Methods: One gram of the preparation was applied as a thin film to the inside base of 4 groups of four 100-mL wide-mouthed beakers, incubated in a 37+/-2 degrees C water bath. Each experimental group consisted of 4 beakers for assays at 0.5,1,2,and 4 hours. The samples were exposed to varying combinations of full spectrum light and headspace gas (air or inert nitrogen gas [N2 ]). Retinol content was assayed via high-pressure liquid chromatography using a 1:9 water:methanol solvent system. The control group (group 5) was not exposed to full-spectrum light or headspace gas but served for comparative purposes.

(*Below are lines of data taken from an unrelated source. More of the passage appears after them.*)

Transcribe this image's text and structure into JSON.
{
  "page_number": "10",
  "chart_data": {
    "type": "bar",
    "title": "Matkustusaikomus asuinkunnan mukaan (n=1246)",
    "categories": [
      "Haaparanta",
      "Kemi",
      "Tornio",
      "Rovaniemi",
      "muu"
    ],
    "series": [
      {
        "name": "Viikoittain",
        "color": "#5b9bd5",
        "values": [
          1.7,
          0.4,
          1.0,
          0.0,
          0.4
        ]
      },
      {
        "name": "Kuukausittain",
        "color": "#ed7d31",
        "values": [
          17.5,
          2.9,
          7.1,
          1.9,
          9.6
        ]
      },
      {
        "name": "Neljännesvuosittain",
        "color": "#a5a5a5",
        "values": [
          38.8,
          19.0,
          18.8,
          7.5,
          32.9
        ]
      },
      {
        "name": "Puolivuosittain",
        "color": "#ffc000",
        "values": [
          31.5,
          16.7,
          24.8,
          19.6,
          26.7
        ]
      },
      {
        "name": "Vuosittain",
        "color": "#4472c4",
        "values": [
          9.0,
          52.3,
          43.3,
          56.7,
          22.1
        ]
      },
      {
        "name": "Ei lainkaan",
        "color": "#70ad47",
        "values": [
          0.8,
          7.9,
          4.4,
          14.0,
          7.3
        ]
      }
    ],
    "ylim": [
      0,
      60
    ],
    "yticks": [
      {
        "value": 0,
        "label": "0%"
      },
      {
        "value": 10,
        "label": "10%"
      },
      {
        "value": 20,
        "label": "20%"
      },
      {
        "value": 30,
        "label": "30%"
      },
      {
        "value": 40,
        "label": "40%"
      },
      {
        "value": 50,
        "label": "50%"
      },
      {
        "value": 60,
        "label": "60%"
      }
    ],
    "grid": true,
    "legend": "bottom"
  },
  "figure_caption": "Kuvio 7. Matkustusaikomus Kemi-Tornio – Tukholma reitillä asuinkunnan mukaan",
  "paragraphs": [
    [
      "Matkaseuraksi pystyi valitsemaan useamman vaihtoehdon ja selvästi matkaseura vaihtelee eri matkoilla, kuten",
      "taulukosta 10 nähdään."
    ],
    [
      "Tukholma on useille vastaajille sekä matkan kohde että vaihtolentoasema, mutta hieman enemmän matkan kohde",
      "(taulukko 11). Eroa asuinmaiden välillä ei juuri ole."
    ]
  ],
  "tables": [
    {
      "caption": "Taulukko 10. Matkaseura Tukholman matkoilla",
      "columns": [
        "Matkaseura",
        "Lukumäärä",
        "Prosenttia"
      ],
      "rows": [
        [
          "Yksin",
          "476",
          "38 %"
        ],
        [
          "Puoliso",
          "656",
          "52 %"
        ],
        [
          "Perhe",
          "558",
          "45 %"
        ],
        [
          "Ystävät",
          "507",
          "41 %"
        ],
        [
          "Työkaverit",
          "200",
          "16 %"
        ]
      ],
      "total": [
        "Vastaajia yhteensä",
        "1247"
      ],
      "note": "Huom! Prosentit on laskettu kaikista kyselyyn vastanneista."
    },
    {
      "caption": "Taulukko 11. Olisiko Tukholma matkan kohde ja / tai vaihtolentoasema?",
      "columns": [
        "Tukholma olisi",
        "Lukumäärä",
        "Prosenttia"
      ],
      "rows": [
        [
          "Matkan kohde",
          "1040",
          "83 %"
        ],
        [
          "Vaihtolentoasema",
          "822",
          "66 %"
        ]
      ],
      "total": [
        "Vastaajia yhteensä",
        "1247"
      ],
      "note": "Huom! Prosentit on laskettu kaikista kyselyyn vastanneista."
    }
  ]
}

Results: On exposure to light and room air, retinol stability was 94.4% at 0.5 hour, 94.8% at 1 hour, 92.4% at 2 hours, and 91.5% at 4 hours. The retinol contained in the preparation was stable for >or=4 hours. Samples exposed to light and N 2 gas demonstrated 96.5% and 91.3% stability at 0.5 hour and 4 hours exposure times, respectively. Samples that were not exposed to light had a stability of 99.2% (group 3, exposed to air) and 96.9% (group 4, exposed to N(2)) of the initial retinol present after 4 hours.
Conclusion: The retinol in the hydroquinone 4%/ retinol 0.3% cream with antioxidants and sunscreens underwent <10% degradation under simulated-use conditions, including exposure to UV light, oxygen, and body temperature.